Congressional sources say it doesn't take long before they figure out which industry, environmental organization, or scientific group is giving them good information and which isn't. "Eventually you identify some reliable groups that have something to say," Synar says, "so you use them as the leader of their sides in providing information for you."
McElroy says that the best lobbyists are those who can go to Capitol Hill and present both sides of an argument. "It's wise to acknowledge when the other side presents information that has some merit to it. If you do, congressmen will come to trust you, listen to you, and seek your advice."
Honesty does pay when it comes to playing the lobbying game. "Lie to a congressman or don't give him all the information, and you won't get a second chance," says Synar. "This is a drop-dead town. It's either the truth or nothing at all."
That is where the third group of lobbyists, the scientific community, plays an important role. "We need a voice in Washington," says Kathleen Rheam, head of the department of goverment relations and science policy for the ACS. "It's foolhardy not to be involved in politics. Don't represent yourself and someone else will."

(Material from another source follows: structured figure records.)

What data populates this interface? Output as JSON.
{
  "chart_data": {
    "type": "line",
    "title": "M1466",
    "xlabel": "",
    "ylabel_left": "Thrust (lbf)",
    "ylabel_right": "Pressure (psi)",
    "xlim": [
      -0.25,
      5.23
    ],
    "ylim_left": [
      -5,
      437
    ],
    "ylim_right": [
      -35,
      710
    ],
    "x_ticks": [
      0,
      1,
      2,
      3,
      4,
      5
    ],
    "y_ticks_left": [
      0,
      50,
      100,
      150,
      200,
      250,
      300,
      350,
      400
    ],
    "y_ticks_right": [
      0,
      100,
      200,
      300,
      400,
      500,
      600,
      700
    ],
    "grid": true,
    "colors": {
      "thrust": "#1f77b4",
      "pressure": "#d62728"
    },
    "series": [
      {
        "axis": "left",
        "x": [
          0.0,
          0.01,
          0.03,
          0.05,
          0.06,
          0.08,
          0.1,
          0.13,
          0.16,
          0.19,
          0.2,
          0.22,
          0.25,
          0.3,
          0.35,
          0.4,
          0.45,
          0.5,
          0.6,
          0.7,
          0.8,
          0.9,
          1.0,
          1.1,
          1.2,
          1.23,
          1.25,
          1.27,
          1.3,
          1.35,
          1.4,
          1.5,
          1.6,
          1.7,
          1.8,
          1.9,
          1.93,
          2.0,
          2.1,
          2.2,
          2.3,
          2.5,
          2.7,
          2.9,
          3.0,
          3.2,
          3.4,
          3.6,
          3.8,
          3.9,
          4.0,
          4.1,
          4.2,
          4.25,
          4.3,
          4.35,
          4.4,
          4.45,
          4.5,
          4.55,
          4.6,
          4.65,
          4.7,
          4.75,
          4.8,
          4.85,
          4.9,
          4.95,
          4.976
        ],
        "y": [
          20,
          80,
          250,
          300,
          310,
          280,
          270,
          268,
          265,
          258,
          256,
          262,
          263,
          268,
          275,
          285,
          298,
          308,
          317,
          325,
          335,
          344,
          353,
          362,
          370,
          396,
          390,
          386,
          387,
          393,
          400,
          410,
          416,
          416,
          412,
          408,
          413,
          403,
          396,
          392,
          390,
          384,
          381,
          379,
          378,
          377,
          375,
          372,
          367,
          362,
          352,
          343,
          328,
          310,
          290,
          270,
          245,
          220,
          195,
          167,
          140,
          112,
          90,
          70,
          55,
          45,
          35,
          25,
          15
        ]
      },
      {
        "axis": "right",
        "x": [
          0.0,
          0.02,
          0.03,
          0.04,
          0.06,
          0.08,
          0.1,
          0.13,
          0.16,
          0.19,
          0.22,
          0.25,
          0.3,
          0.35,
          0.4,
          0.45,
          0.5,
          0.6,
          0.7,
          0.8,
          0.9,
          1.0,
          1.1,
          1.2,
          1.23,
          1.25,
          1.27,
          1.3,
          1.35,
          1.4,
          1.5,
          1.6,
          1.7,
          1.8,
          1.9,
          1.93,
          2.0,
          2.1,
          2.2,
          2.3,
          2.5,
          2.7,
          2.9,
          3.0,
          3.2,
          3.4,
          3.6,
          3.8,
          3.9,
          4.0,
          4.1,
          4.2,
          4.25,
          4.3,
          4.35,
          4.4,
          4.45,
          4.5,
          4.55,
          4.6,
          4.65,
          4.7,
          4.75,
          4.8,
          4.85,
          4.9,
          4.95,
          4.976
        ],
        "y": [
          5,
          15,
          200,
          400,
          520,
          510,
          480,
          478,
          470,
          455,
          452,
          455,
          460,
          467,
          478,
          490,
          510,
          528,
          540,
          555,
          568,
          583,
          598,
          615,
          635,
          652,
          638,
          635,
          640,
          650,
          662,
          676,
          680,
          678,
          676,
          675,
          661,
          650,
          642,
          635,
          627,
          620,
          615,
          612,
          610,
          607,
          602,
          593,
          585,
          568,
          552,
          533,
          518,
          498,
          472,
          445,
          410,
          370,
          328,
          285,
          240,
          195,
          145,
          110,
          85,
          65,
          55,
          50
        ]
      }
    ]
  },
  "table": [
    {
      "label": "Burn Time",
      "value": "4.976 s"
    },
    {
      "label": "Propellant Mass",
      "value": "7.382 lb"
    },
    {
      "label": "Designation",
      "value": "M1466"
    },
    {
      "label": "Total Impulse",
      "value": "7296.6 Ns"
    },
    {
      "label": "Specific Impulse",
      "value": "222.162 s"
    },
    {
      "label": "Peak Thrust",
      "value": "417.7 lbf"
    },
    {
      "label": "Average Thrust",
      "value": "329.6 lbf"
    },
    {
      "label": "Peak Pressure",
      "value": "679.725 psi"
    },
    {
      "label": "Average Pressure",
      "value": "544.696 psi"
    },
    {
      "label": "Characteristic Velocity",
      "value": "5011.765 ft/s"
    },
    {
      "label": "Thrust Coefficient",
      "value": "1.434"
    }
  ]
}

Spokespersons for the scientific community, who work with industry, seem comfortable with the lobbying label, but Synar likes to describe the community as a kind of "truth squad" and "the one we go to for information when we are trying to find out which lobbyists are telling the truth."

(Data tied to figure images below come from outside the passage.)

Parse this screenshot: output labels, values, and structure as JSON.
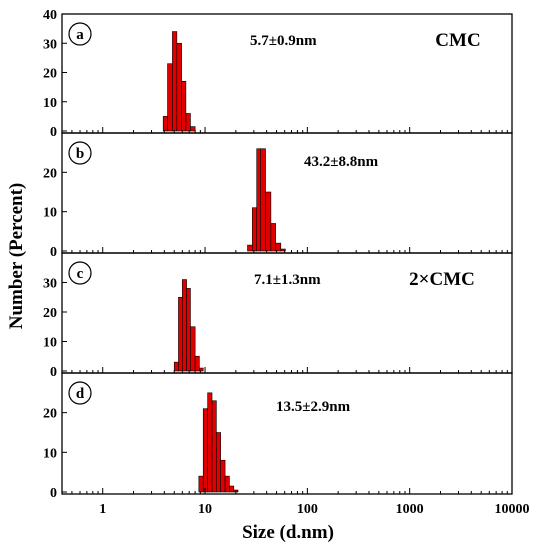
{
  "chart_data": {
    "type": "bar",
    "xlabel": "Size (d.nm)",
    "ylabel": "Number (Percent)",
    "xscale": "log",
    "xlim": [
      0.4,
      10000
    ],
    "xticks": [
      1,
      10,
      100,
      1000,
      10000
    ],
    "bar_color": "#e00000",
    "panels": [
      {
        "label": "a",
        "annotation": "5.7±0.9nm",
        "note": "CMC",
        "ylim": [
          0,
          40
        ],
        "yticks": [
          0,
          10,
          20,
          30,
          40
        ],
        "bins": [
          {
            "x0": 3.9,
            "x1": 4.3,
            "y": 5
          },
          {
            "x0": 4.3,
            "x1": 4.8,
            "y": 23
          },
          {
            "x0": 4.8,
            "x1": 5.3,
            "y": 34
          },
          {
            "x0": 5.3,
            "x1": 5.9,
            "y": 30
          },
          {
            "x0": 5.9,
            "x1": 6.5,
            "y": 17
          },
          {
            "x0": 6.5,
            "x1": 7.2,
            "y": 6
          },
          {
            "x0": 7.2,
            "x1": 8.0,
            "y": 1.5
          }
        ]
      },
      {
        "label": "b",
        "annotation": "43.2±8.8nm",
        "note": "",
        "ylim": [
          0,
          30
        ],
        "yticks": [
          0,
          10,
          20
        ],
        "bins": [
          {
            "x0": 26,
            "x1": 29,
            "y": 1.5
          },
          {
            "x0": 29,
            "x1": 32,
            "y": 11
          },
          {
            "x0": 32,
            "x1": 35,
            "y": 26
          },
          {
            "x0": 35,
            "x1": 39,
            "y": 26
          },
          {
            "x0": 39,
            "x1": 44,
            "y": 15
          },
          {
            "x0": 44,
            "x1": 49,
            "y": 7
          },
          {
            "x0": 49,
            "x1": 55,
            "y": 2
          },
          {
            "x0": 55,
            "x1": 61,
            "y": 0.5
          }
        ]
      },
      {
        "label": "c",
        "annotation": "7.1±1.3nm",
        "note": "2×CMC",
        "ylim": [
          0,
          40
        ],
        "yticks": [
          0,
          10,
          20,
          30
        ],
        "bins": [
          {
            "x0": 5.0,
            "x1": 5.5,
            "y": 3
          },
          {
            "x0": 5.5,
            "x1": 6.0,
            "y": 25
          },
          {
            "x0": 6.0,
            "x1": 6.6,
            "y": 31
          },
          {
            "x0": 6.6,
            "x1": 7.2,
            "y": 28
          },
          {
            "x0": 7.2,
            "x1": 8.0,
            "y": 15
          },
          {
            "x0": 8.0,
            "x1": 8.8,
            "y": 5
          },
          {
            "x0": 8.8,
            "x1": 9.6,
            "y": 1
          }
        ]
      },
      {
        "label": "d",
        "annotation": "13.5±2.9nm",
        "note": "",
        "ylim": [
          0,
          30
        ],
        "yticks": [
          0,
          10,
          20
        ],
        "bins": [
          {
            "x0": 8.7,
            "x1": 9.6,
            "y": 4
          },
          {
            "x0": 9.6,
            "x1": 10.6,
            "y": 21
          },
          {
            "x0": 10.6,
            "x1": 11.7,
            "y": 25
          },
          {
            "x0": 11.7,
            "x1": 12.9,
            "y": 23
          },
          {
            "x0": 12.9,
            "x1": 14.2,
            "y": 15
          },
          {
            "x0": 14.2,
            "x1": 15.7,
            "y": 8
          },
          {
            "x0": 15.7,
            "x1": 17.3,
            "y": 4
          },
          {
            "x0": 17.3,
            "x1": 19.1,
            "y": 1.5
          },
          {
            "x0": 19.1,
            "x1": 21.0,
            "y": 0.5
          }
        ]
      }
    ]
  }
}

Independent scientific groups not allied with industry, such as the National Research Council (NRC) and the American Association for the Advancement of Science (AAAS), say the label of "truth squad" is flattering, but they don't see themselves as lobbyists.
"When the government asks advice, we use science to give it to them," says Susan Turner Lowe, a spokesperson for the NRC. Founded in 1916 as an administrative arm of the National Academy of Sciences, the NRC's purpose is to facilitate the day-to-day operation of scientific reports. It has more than 1670 member scientists from different scientific fields.
Ellen Cooper, a spokesperson for the AAAS, says her group views the congressional lobbying game much the same way the NRC does. "We don't have a legislative agenda," Cooper explains, "We more or less facilitate the exchange of information and prepare reports, if asked." The august AAAS has 140,000 individual members worldwide.
The scientific community doesn't have the financial resources or the PACs of either industry or the environmental community, and they don't spend much time on Capitol Hill arguing their case. Instead, they mostly research and write scientific papers and send them to Congress.
Lobbyists, no doubt, have a significant impact on the legislative process, whether they come from industry, the environmental community, or science. But many say the way we do lobbying needs fixing. They call for campaign finance reform, stricter disclosure laws so the public knows where the money is coming from, and employment restrictions for government officals and employees. Despite the imperfections, there seems to be a consensus that lobbyists have a legitimate role to play in the environmental policy-making that takes place on Capitol Hill. "Lobbying is not necessarily a bad thing," says Lang. "It's the traditional American way that we let Congress know our point of view."
Ron Chepesiuk
Ron Chepesiuk is a freelance writer in Rock Hill, South Carolina.